No estoy hecha para ti si tienes vértigo. Y tú lo tienes, a veces. 

Rompiste esta coraza, a quemarropa, el día que te tragaste las palabras por enésima vez. Nos veo aún mirando al techo sabiéndonos en ruinas pero tan seguros de que podríamos construirnos un jardín en las afueras, cerca del mar y de su risa, de las montañas y de una carretera infinita. Has jugado con mi cobardía valiente, la estrellaste contra la pared cuando te abrí la puerta a la grieta de mi vida, cuando te leía la piel a besos y te escribía los domingos. Los putos domingos. Aún me acuerdo del día en que volviste a recoger los pedazos, exigiendo un soldado dispuesto para la batalla, con la ternura a cuentagotas y arena de playa en los bolsillos. No entendiste nada de lo que no te expliqué, no entendiste que no era una guerra cuando me hablabas de otros besos, que mi paz y mis entrañas no se conquistan desde la mitología, que soy un elemento efímero que no soporta la presión, el hastío ni toda la existencia que creaste a mi alrededor. Pero me he imaginado a nuestros miedos caminar de la mano hacia el vacío. Y, desde lejos, desde hoy, nos veíamos inmensos. Ojalá vernos así, llenos, pero sólo me queda tu letra grabada a fuego y los tesoros de mil playas en las que no me has robado el aliento. 

No estoy hecha para mi, pues el vértigo me late en las venas, mis miedos corretean por mis entrañas, anárquicos, oliendo tus manos al salir del mar y tengo demasiadas tormentas a las que admirar.

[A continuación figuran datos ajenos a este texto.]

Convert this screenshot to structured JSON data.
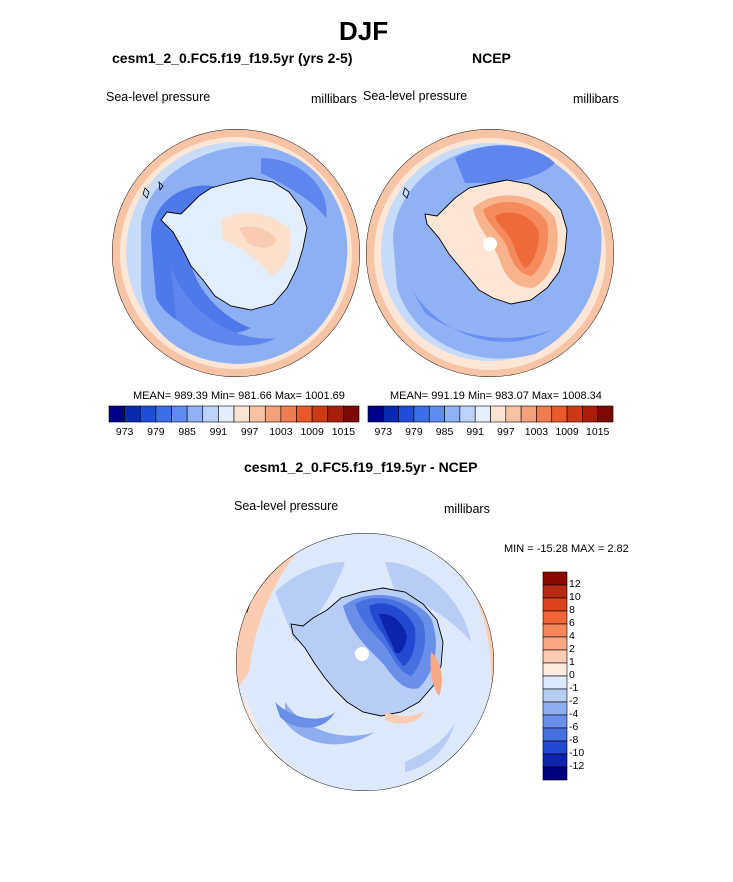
{
  "title": "DJF",
  "variable_label": "Sea-level pressure",
  "units_label": "millibars",
  "panels": {
    "model": {
      "title": "cesm1_2_0.FC5.f19_f19.5yr (yrs 2-5)",
      "stats": "MEAN= 989.39  Min= 981.66  Max= 1001.69"
    },
    "obs": {
      "title": "NCEP",
      "stats": "MEAN= 991.19  Min= 983.07  Max= 1008.34"
    },
    "diff": {
      "title": "cesm1_2_0.FC5.f19_f19.5yr - NCEP",
      "stats": "MIN = -15.28 MAX =   2.82"
    }
  },
  "colorbar_abs": {
    "ticks": [
      "973",
      "979",
      "985",
      "991",
      "997",
      "1003",
      "1009",
      "1015"
    ],
    "colors": [
      "#00008b",
      "#0a2ab0",
      "#1f4fd8",
      "#3a6fe8",
      "#5e8cf0",
      "#8fb0f5",
      "#bdd2fa",
      "#e4eefc",
      "#fde4d2",
      "#f8c2a0",
      "#f5a07a",
      "#f07b50",
      "#e85a2a",
      "#cc3a14",
      "#a81e0a",
      "#7a0a02"
    ]
  },
  "colorbar_diff": {
    "labels": [
      "12",
      "10",
      "8",
      "6",
      "4",
      "2",
      "1",
      "0",
      "-1",
      "-2",
      "-4",
      "-6",
      "-8",
      "-10",
      "-12"
    ],
    "colors": [
      "#8b0a02",
      "#b52a10",
      "#dc4420",
      "#f26538",
      "#f5875a",
      "#f8a884",
      "#fbccb2",
      "#fdebe0",
      "#dde9fb",
      "#b7cdf6",
      "#8eaef0",
      "#6a8fe9",
      "#4670e0",
      "#2348d2",
      "#0c24ac",
      "#00007a"
    ]
  }
}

Y mis guerras, y los recovecos de mi palacio de cristal, y las noches sin dormir y buscarte en las migajas; todo eso que no te puedo dar. Estoy pagando por pecados que no recuerdo, viendo como mis cicatrices van y vienen y me despierto con el sabor de la sangre de mis heridas. Y me confundo entre la gente, y huelo la sangre, y camino, y la busco. A mi presa. Consciente de que soy el único animal al que me permito cazar y destrozar sin descanso. 

No estoy hecha para el cielo, para la caída, para el silencio. Pero sigo trepando esta escalera infinita, arañando las nubes en pájaros de metal, convirtiendo cada tarde en un domingo de lluvia y cenizas. Y en mi cabeza siguen luchando los lobos, lamiéndose las heridas después de cada batalla, dispuestos a matarse cada amanecer.  

No estoy hecha para la noche, la luna y la idea absurda de que puedo verte cuando la miro. Eso no me lo venden ni todos los poemas de Neruda, ni Escandar recitando en un video quemado ni Cortázar tocándome la boca en ese ciclo absurdo de las letras que son casa de Buenos Aires a París.

No estoy hecha, porque estoy haciéndome. Deshaciéndome de las nostalgias, del sol de media tarde colándose por tu balcón, de una siesta infinita; desprendiéndome del calor, de tu risa, del rompernos, de sacudirte el alma con amor. A bocados. A miradas furtivas que se comían las horas. Reconstruyendo este templo sin bandera que son mis caderas al andar y que he ido rompiendo con la costumbre inquieta de crear un mundo en el que sólo yo pertenezco, sólo yo sufro, sólo yo entiendo. Rompiéndome las ganas; leyéndome las estrías, los poros, tus dedos. Desbordándome, como cuando lloras, como cuando se te parte el alma en mitad de una borrachera y te escribo volviendo a casa.  Y ni siquiera es domingo. 

 Hoy sólo hablo desde la herida, pero hay días que me miro y hasta me entiendo.